Kinetic, Structural, and EPR Studies Reveal That Aldehyde Oxidoreductase from Desulfovibrio gigas Does Not Need a Sulfido Ligand for Catalysis and Give Evidence for a Direct Mo-C Interaction in a Biological System

T. SANTOS-SILVA; F. FERRONI; A. THAPPER; J. MARANGON; P. J. GONZÁLEZ; A. C. RIZZI; I. MOURA; J. J. G. MOURA; M. J. ROMAO; C. D. BRONDINO

JOURNAL OF THE AMERICAN CHEMICAL SOCIETY

American Chemical Society

Año: 2009 vol. 131 p. 7990 - 7998

0002-7863

Aldehyde oxidoreductase from Desulfovibrio gigas (DgAOR) is a member of the xanthine oxidase (XO) family of mononuclear Mo-enzymes that catalyzes the oxidation of aldehydes to carboxylic acids. The molybdenum site in the enzymes of the XO family shows a distorted square pyramidal geometry in which two ligands, a hydroxyl/water molecule (the catalytic labile site) and a sulfido ligand, have been shown to be essential for catalysis. We report here steady-state kinetic studies of DgAOR with the inhibitors cyanide, ethylene glycol, glycerol, and arsenite, together with crystallographic and EPR studies of the enzyme after reaction with the two alcohols. In contrast to what has been observed in other members of the XO family, cyanide, ethylene glycol, and glycerol are reversible inhibitors of DgAOR. Kinetic data with both cyanide and samples prepared from single crystals confirm that DgAOR does not need a sulfido ligand for catalysis and confirm the absence of this ligand in the coordination sphere of the molybdenum atom in the active enzyme.
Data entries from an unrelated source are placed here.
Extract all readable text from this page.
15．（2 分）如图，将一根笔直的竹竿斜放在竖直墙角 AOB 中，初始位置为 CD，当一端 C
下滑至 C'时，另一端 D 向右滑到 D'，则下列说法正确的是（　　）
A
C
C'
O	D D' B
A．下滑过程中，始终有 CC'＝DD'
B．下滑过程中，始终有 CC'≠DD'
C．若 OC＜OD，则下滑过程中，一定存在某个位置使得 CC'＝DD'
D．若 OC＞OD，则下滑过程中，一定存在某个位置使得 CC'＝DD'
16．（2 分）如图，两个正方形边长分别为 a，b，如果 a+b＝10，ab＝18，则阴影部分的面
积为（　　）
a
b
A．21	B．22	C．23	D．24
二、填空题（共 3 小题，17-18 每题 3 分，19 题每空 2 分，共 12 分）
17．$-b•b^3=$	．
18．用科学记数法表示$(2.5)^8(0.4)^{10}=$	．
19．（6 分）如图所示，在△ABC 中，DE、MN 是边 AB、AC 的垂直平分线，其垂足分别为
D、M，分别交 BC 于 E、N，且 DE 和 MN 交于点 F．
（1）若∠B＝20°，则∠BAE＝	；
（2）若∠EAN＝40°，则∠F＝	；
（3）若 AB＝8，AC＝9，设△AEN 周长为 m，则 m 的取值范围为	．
Addition of ethylene glycol and glycerol to dithionite-reduced DgAOR yields rhombic Mo(V) EPR signals, suggesting that the nearly square pyramidal coordination of the active enzyme is distorted upon alcohol inhibition. This is in agreement with the X-ray structure of the ethylene glycol and glycerolinhibited enzyme, where the catalytically labile OH/OH2 ligand is lost and both alcohols coordinate the Mo site in a η2 fashion. The two adducts present a direct interaction between the molybdenum and one of the carbon atoms of the alcohol moiety, which constitutes the first structural evidence for such a bond in a biological system.